Da novembre ad aprile, a Gioia Tauro, si raccolgono gli agrumi. E da novembre ad aprile, ogni anno nella Piana, si riversano, in condizioni di estremo disagio, i braccianti stranieri. Dei quali, in questa stagione agrumicola, sette su dieci hanno lavorato senza un contratto di lavoro o con uno fittizio che non ne garantisce i diritti (nemmeno fittiziamente), in condizioni abitative e di inclusione sociale indegne, precarie e degradanti. Ciononostante è sulle loro spalle che si regge gran parte del comparto agricolo della Piana.

 

“La presenza dei migranti - dichiara il sindaco di San Ferdinando, Andrea Tripodi, in una nota stampa riportata nel dossier I dannati della terra, redatto da Medu - non scende fatalisticamente dal cielo ma è funzionale alla sopravvivenza di un’agricoltura perennemente in crisi, aggredita dalla predazione mafiosa e caratterizzata dalla polverizzazione della proprietà”.

 

Pur rappresentando il carburante per l’economia locale, dunque, le condizioni lavorative sono di grave sfruttamento, divenuto una normalità. Le pratiche illecite sono rimaste invariate negli anni: mancata applicazione del contratto, lavoro a cottimo, salario inferiore a quanto previsto dal contratto nazionale del lavoro, paghe non corrisposte, contributi non versati, lunghi orari di lavoro e mancata corresponsione degli straordinari.

 

Diritti sospesi, difficilmente esigibili dai braccianti stranieri - che diventano facilmente ricattabili - per il loro precario status giuridico, che aumenta l’accettazione pressoché incondizionata di condizioni di lavoro inique e fondate sulla necessità e il bisogno. Incertezza e vulnerabilità che obnubilano la netta distinzione tra pretese e diritti. Come quello – inalienabile - alla salute, spesso non goduto per la scarsa comprensione del sistema sanitario italiano: solo una minoranza dei pazienti vistati da Medu conosceva l’utilità della tessera sanitaria, l’esistenza di un medico di base e la possibilità di ottenere un’esenzione per reddito o per patologia.

 

Sono tutti giovani i raccoglitori di agrumi; per lo più africani e in Italia da poco meno di tre anni, con una conoscenza della lingua italiana insufficiente per non aver intrapreso alcun corso di italiano, nonostante, in alcuni casi, abbiano completato il percorso nei centri di accoglienza.

 

Sintomo evidente di un’inadeguata (se non inesistente) integrazione, causa carenza di politiche in tal senso. E anche nel senso di una “pianificazione di medio-lungo termine dell’accoglienza per i lavoratori migranti stagionali, anche per quelli che - in numero sempre maggiore - passano qui gran parte dell’anno”, si legge nel Rapporto sulle condizioni di vita e di lavoro dei braccianti stranieri nella Piana di Gioia Tauro.
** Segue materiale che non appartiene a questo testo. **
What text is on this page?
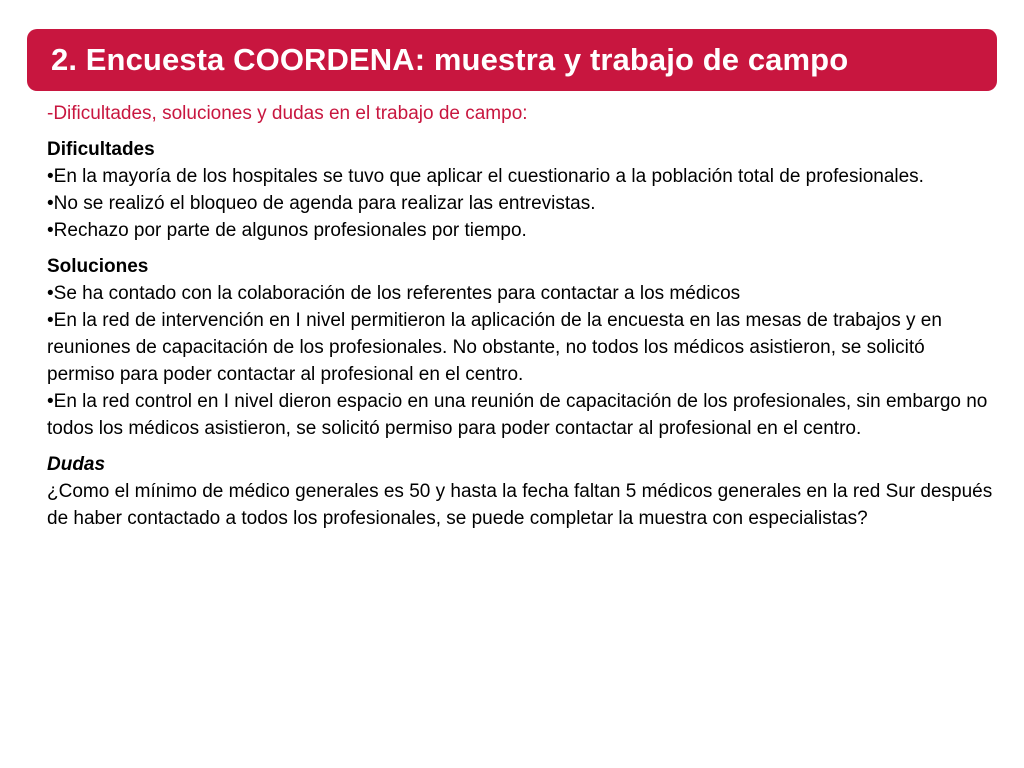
2. Encuesta COORDENA: muestra y trabajo de campo

-Dificultades, soluciones y dudas en el trabajo de campo:

Dificultades

•En la mayoría de los hospitales se tuvo que aplicar el cuestionario a la población total de profesionales.

•No se realizó el bloqueo de agenda para realizar las entrevistas.

•Rechazo por parte de algunos profesionales por tiempo.

Soluciones

•Se ha contado con la colaboración de los referentes para contactar a los médicos

•En la red de intervención en I nivel permitieron la aplicación de la encuesta en las mesas de trabajos y en reuniones de capacitación de los profesionales. No obstante, no todos los médicos asistieron, se solicitó permiso para poder contactar al profesional en el centro.

•En la red control en I nivel dieron espacio en una reunión de capacitación de los profesionales, sin embargo no todos los médicos asistieron, se solicitó permiso para poder contactar al profesional en el centro.

Dudas

¿Como el mínimo de médico generales es 50 y hasta la fecha faltan 5 médicos generales en la red Sur después de haber contactado a todos los profesionales, se puede completar la muestra con especialistas?
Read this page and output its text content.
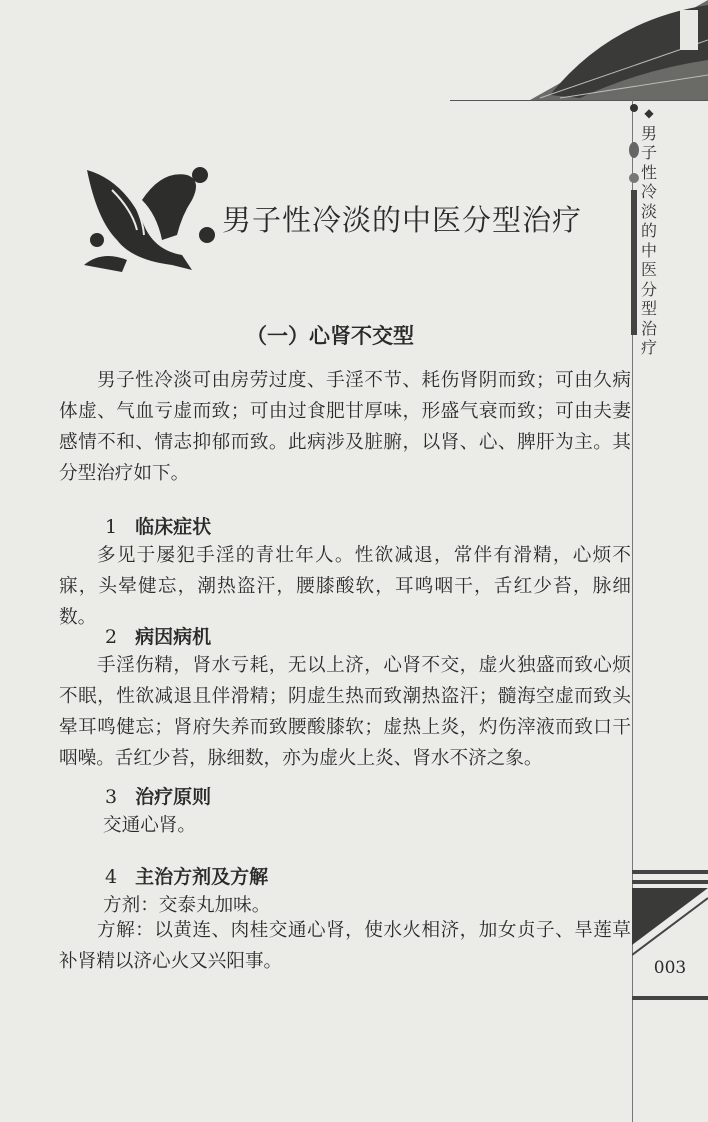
◆
男
子
性
冷
淡
的
中
医
分
型
治
疗
男子性冷淡的中医分型治疗
（一）心肾不交型
男子性冷淡可由房劳过度、手淫不节、耗伤肾阴而致；可由久病体虚、气血亏虚而致；可由过食肥甘厚味，形盛气衰而致；可由夫妻感情不和、情志抑郁而致。此病涉及脏腑，以肾、心、脾肝为主。其分型治疗如下。
1 临床症状
多见于屡犯手淫的青壮年人。性欲减退，常伴有滑精，心烦不寐，头晕健忘，潮热盗汗，腰膝酸软，耳鸣咽干，舌红少苔，脉细数。
2 病因病机
手淫伤精，肾水亏耗，无以上济，心肾不交，虚火独盛而致心烦不眠，性欲减退且伴滑精；阴虚生热而致潮热盗汗；髓海空虚而致头晕耳鸣健忘；肾府失养而致腰酸膝软；虚热上炎，灼伤滓液而致口干咽噪。舌红少苔，脉细数，亦为虚火上炎、肾水不济之象。
3 治疗原则
交通心肾。
4 主治方剂及方解
方剂：交泰丸加味。
方解：以黄连、肉桂交通心肾，使水火相济，加女贞子、旱莲草补肾精以济心火又兴阳事。	003
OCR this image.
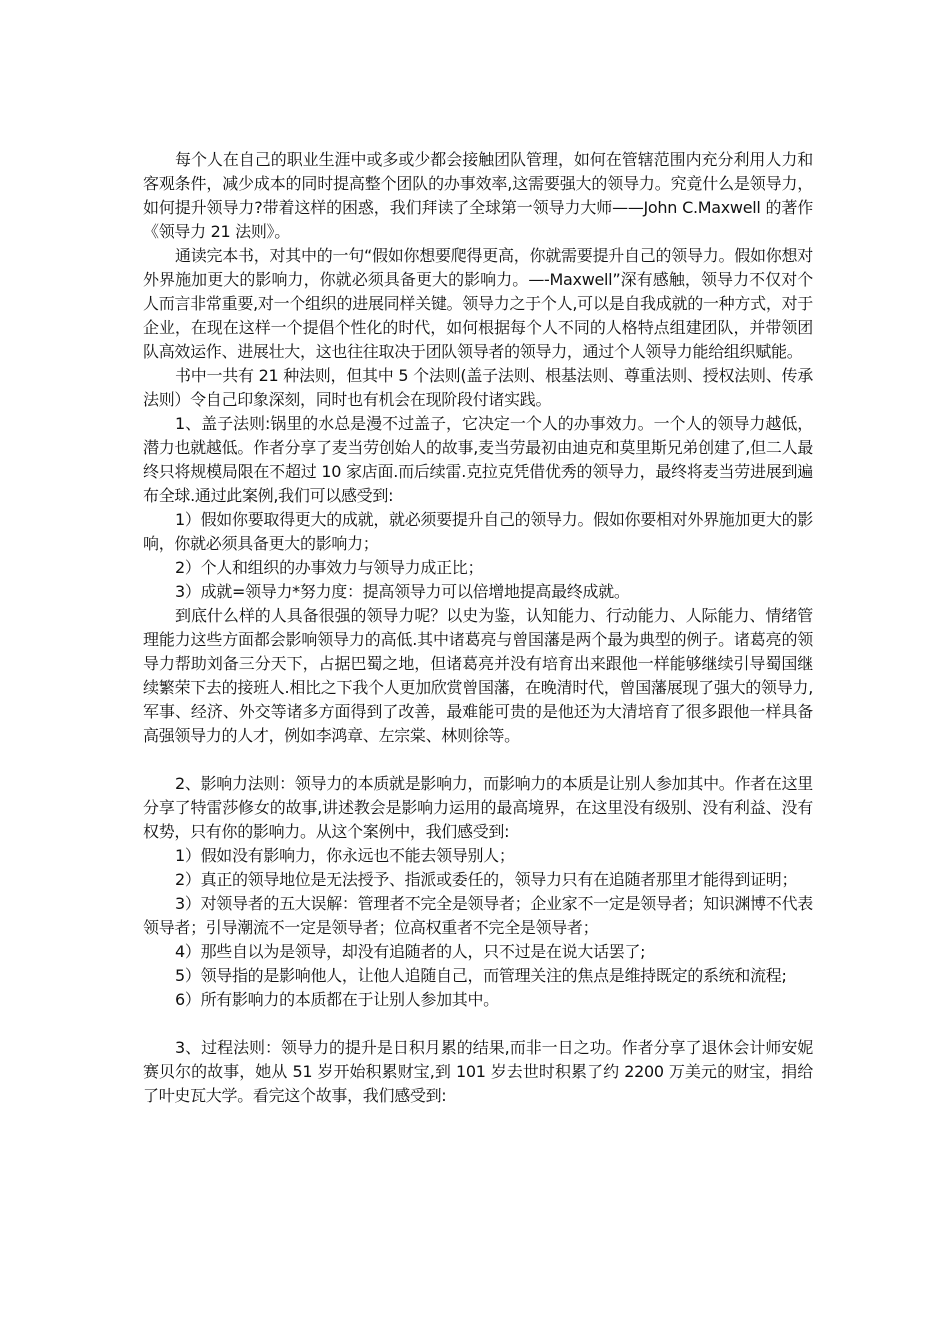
每个人在自己的职业生涯中或多或少都会接触团队管理，如何在管辖范围内充分利用人力和客观条件，减少成本的同时提高整个团队的办事效率,这需要强大的领导力。究竟什么是领导力，如何提升领导力?带着这样的困惑，我们拜读了全球第一领导力大师——John C.Maxwell 的著作《领导力 21 法则》。

通读完本书，对其中的一句“假如你想要爬得更高，你就需要提升自己的领导力。假如你想对外界施加更大的影响力，你就必须具备更大的影响力。—-Maxwell”深有感触，领导力不仅对个人而言非常重要,对一个组织的进展同样关键。领导力之于个人,可以是自我成就的一种方式，对于企业，在现在这样一个提倡个性化的时代，如何根据每个人不同的人格特点组建团队，并带领团队高效运作、进展壮大，这也往往取决于团队领导者的领导力，通过个人领导力能给组织赋能。

书中一共有 21 种法则，但其中 5 个法则(盖子法则、根基法则、尊重法则、授权法则、传承法则）令自己印象深刻，同时也有机会在现阶段付诸实践。

1、盖子法则:锅里的水总是漫不过盖子，它决定一个人的办事效力。一个人的领导力越低，潜力也就越低。作者分享了麦当劳创始人的故事,麦当劳最初由迪克和莫里斯兄弟创建了,但二人最终只将规模局限在不超过 10 家店面.而后续雷.克拉克凭借优秀的领导力，最终将麦当劳进展到遍布全球.通过此案例,我们可以感受到:

1）假如你要取得更大的成就，就必须要提升自己的领导力。假如你要相对外界施加更大的影响，你就必须具备更大的影响力；

2）个人和组织的办事效力与领导力成正比；

3）成就=领导力*努力度：提高领导力可以倍增地提高最终成就。

到底什么样的人具备很强的领导力呢？以史为鉴，认知能力、行动能力、人际能力、情绪管理能力这些方面都会影响领导力的高低.其中诸葛亮与曾国藩是两个最为典型的例子。诸葛亮的领导力帮助刘备三分天下，占据巴蜀之地，但诸葛亮并没有培育出来跟他一样能够继续引导蜀国继续繁荣下去的接班人.相比之下我个人更加欣赏曾国藩，在晚清时代，曾国藩展现了强大的领导力,军事、经济、外交等诸多方面得到了改善，最难能可贵的是他还为大清培育了很多跟他一样具备高强领导力的人才，例如李鸿章、左宗棠、林则徐等。

2、影响力法则：领导力的本质就是影响力，而影响力的本质是让别人参加其中。作者在这里分享了特雷莎修女的故事,讲述教会是影响力运用的最高境界，在这里没有级别、没有利益、没有权势，只有你的影响力。从这个案例中，我们感受到:

1）假如没有影响力，你永远也不能去领导别人；

2）真正的领导地位是无法授予、指派或委任的，领导力只有在追随者那里才能得到证明；

3）对领导者的五大误解：管理者不完全是领导者；企业家不一定是领导者；知识渊博不代表领导者；引导潮流不一定是领导者；位高权重者不完全是领导者；

4）那些自以为是领导，却没有追随者的人，只不过是在说大话罢了;

5）领导指的是影响他人，让他人追随自己，而管理关注的焦点是维持既定的系统和流程;

6）所有影响力的本质都在于让别人参加其中。

3、过程法则：领导力的提升是日积月累的结果,而非一日之功。作者分享了退休会计师安妮 赛贝尔的故事，她从 51 岁开始积累财宝,到 101 岁去世时积累了约 2200 万美元的财宝，捐给了叶史瓦大学。看完这个故事，我们感受到:
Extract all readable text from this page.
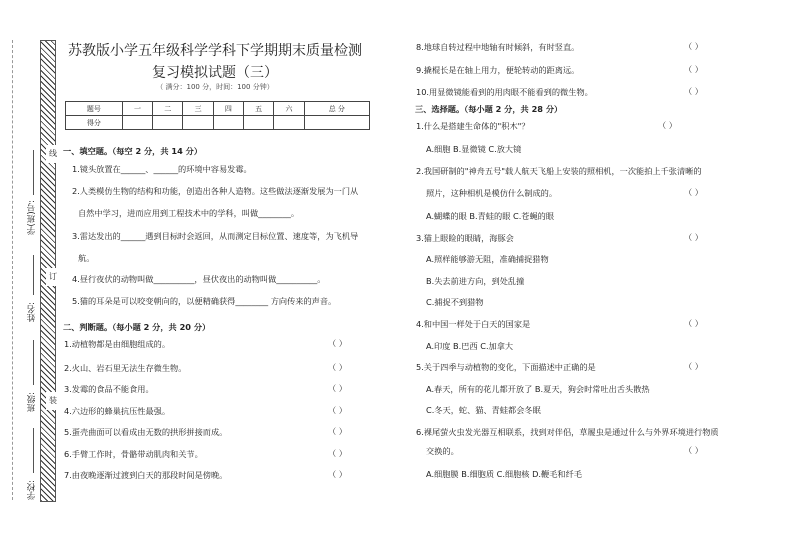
线
订
装
学(班)号:
姓名:
班级:
学校:
苏教版小学五年级科学学科下学期期末质量检测
复习模拟试题（三）
（ 满分：100 分，时间：100 分钟）
题号	一	二	三	四	五	六	总 分
得分							
一、填空题。（每空 2 分，共 14 分）
1.镜头放置在______、______的环境中容易发霉。
2.人类模仿生物的结构和功能，创造出各种人造物。这些做法逐渐发展为一门从
自然中学习，进而应用到工程技术中的学科，叫做________。
3.雷达发出的______遇到目标时会返回，从而测定目标位置、速度等，为飞机导
航。
4.昼行夜伏的动物叫做__________，昼伏夜出的动物叫做__________。
5.猫的耳朵是可以咬变朝向的，以便精确获得________ 方向传来的声音。
二、判断题。（每小题 2 分，共 20 分）
1.动植物都是由细胞组成的。	（ ）
2.火山、岩石里无法生存微生物。	（ ）
3.发霉的食品不能食用。	（ ）
4.六边形的蜂巢抗压性最强。	（ ）
5.蛋壳曲面可以看成由无数的拱形拼接而成。	（ ）
6.手臂工作时，骨骼带动肌肉和关节。	（ ）
7.由夜晚逐渐过渡到白天的那段时间是傍晚。	（ ）
8.地球自转过程中地轴有时倾斜，有时竖直。	（ ）
9.撬棍长是在轴上用力，便轮转动的距离远。	（ ）
10.用显微镜能看到的用肉眼不能看到的微生物。	（ ）
三、选择题。（每小题 2 分，共 28 分）
1.什么是搭建生命体的"积木"？	（ ）
A.细胞 B.显微镜 C.放大镜
2.我国研制的"神舟五号"载人航天飞船上安装的照相机，一次能拍上千张清晰的
照片，这种相机是模仿什么制成的。	（ ）
A.蝴蝶的眼 B.青蛙的眼 C.苍蝇的眼
3.猫上眼睑的眼睛，海豚会	（ ）
A.照样能够游无阻，准确捕捉猎物
B.失去前进方向，到处乱撞
C.捕捉不到猎物
4.和中国一样处于白天的国家是	（ ）
A.印度 B.巴西 C.加拿大
5.关于四季与动植物的变化，下面描述中正确的是	（ ）
A.春天，所有的花儿都开放了 B.夏天，狗会时常吐出舌头散热
C.冬天，蛇、猫、青蛙都会冬眠
6.裸尾萤火虫发光器互相联系，找到对伴侣，草履虫是通过什么与外界环境进行物质
交换的。	（ ）
A.细胞膜 B.细胞质 C.细胞核 D.鞭毛和纤毛
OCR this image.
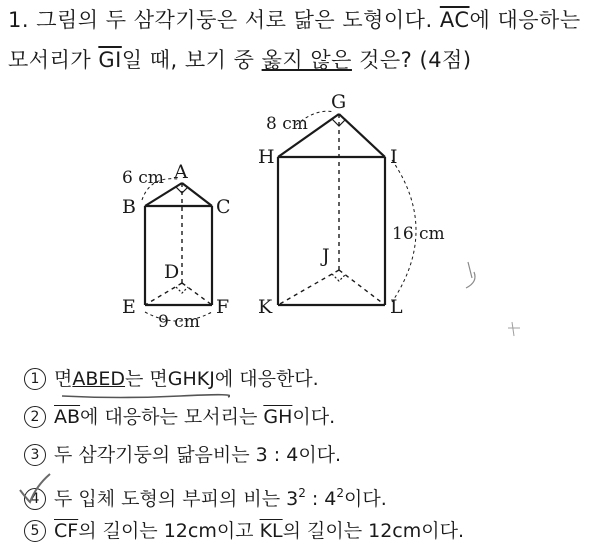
1. 그림의 두 삼각기둥은 서로 닮은 도형이다. $\overline{AC}$에 대응하는
모서리가 $\overline{GI}$일 때, 보기 중 옳지 않은 것은? (4점)
A
B	C
D
E	F
6 cm
9 cm
G
H	I
J
K	L
8 cm
16 cm
1 면ABED는 면GHKJ에 대응한다.
2 $\overline{AB}$에 대응하는 모서리는 $\overline{GH}$이다.
3 두 삼각기둥의 닮음비는 3 : 4이다.
4 두 입체 도형의 부피의 비는 $3^2$ : $4^2$이다.
5 $\overline{CF}$의 길이는 12cm이고 $\overline{KL}$의 길이는 12cm이다.
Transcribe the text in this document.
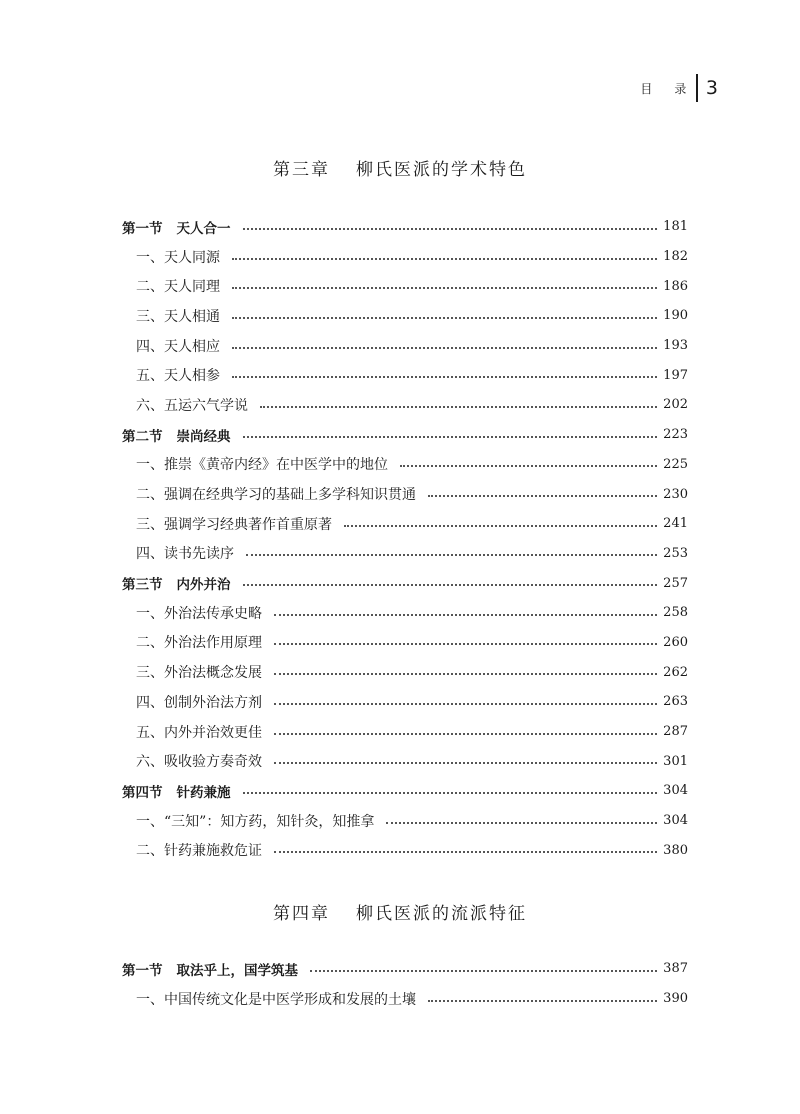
目 录 3
第三章 柳氏医派的学术特色
第一节 天人合一	181
一、天人同源	182
二、天人同理	186
三、天人相通	190
四、天人相应	193
五、天人相参	197
六、五运六气学说	202
第二节 崇尚经典	223
一、推崇《黄帝内经》在中医学中的地位	225
二、强调在经典学习的基础上多学科知识贯通	230
三、强调学习经典著作首重原著	241
四、读书先读序	253
第三节 内外并治	257
一、外治法传承史略	258
二、外治法作用原理	260
三、外治法概念发展	262
四、创制外治法方剂	263
五、内外并治效更佳	287
六、吸收验方奏奇效	301
第四节 针药兼施	304
一、“三知”：知方药，知针灸，知推拿	304
二、针药兼施救危证	380
第四章 柳氏医派的流派特征
第一节 取法乎上，国学筑基	387
一、中国传统文化是中医学形成和发展的土壤	390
L’unico sforzo in questa direzione è stato l’allestimento dell’ennesima tendopoli ufficiale, salutata dalle istituzioni come “un argine al degrado che ha concretamente avviato un processo nuovo di accoglienza e inclusione”.

 

Una soluzione che non solo non è risolutiva - perché non risponde né numericamente né per i servizi predisposti, alle necessità delle migliaia di lavoratori stagionali - ma persino molto costosa: per un anno di gestione, il costo supererebbe di molto il milione di euro. Per quelle tende bianche e blu nelle quali i braccianti stranieri continueranno a sognare un tetto che si possa definire tale.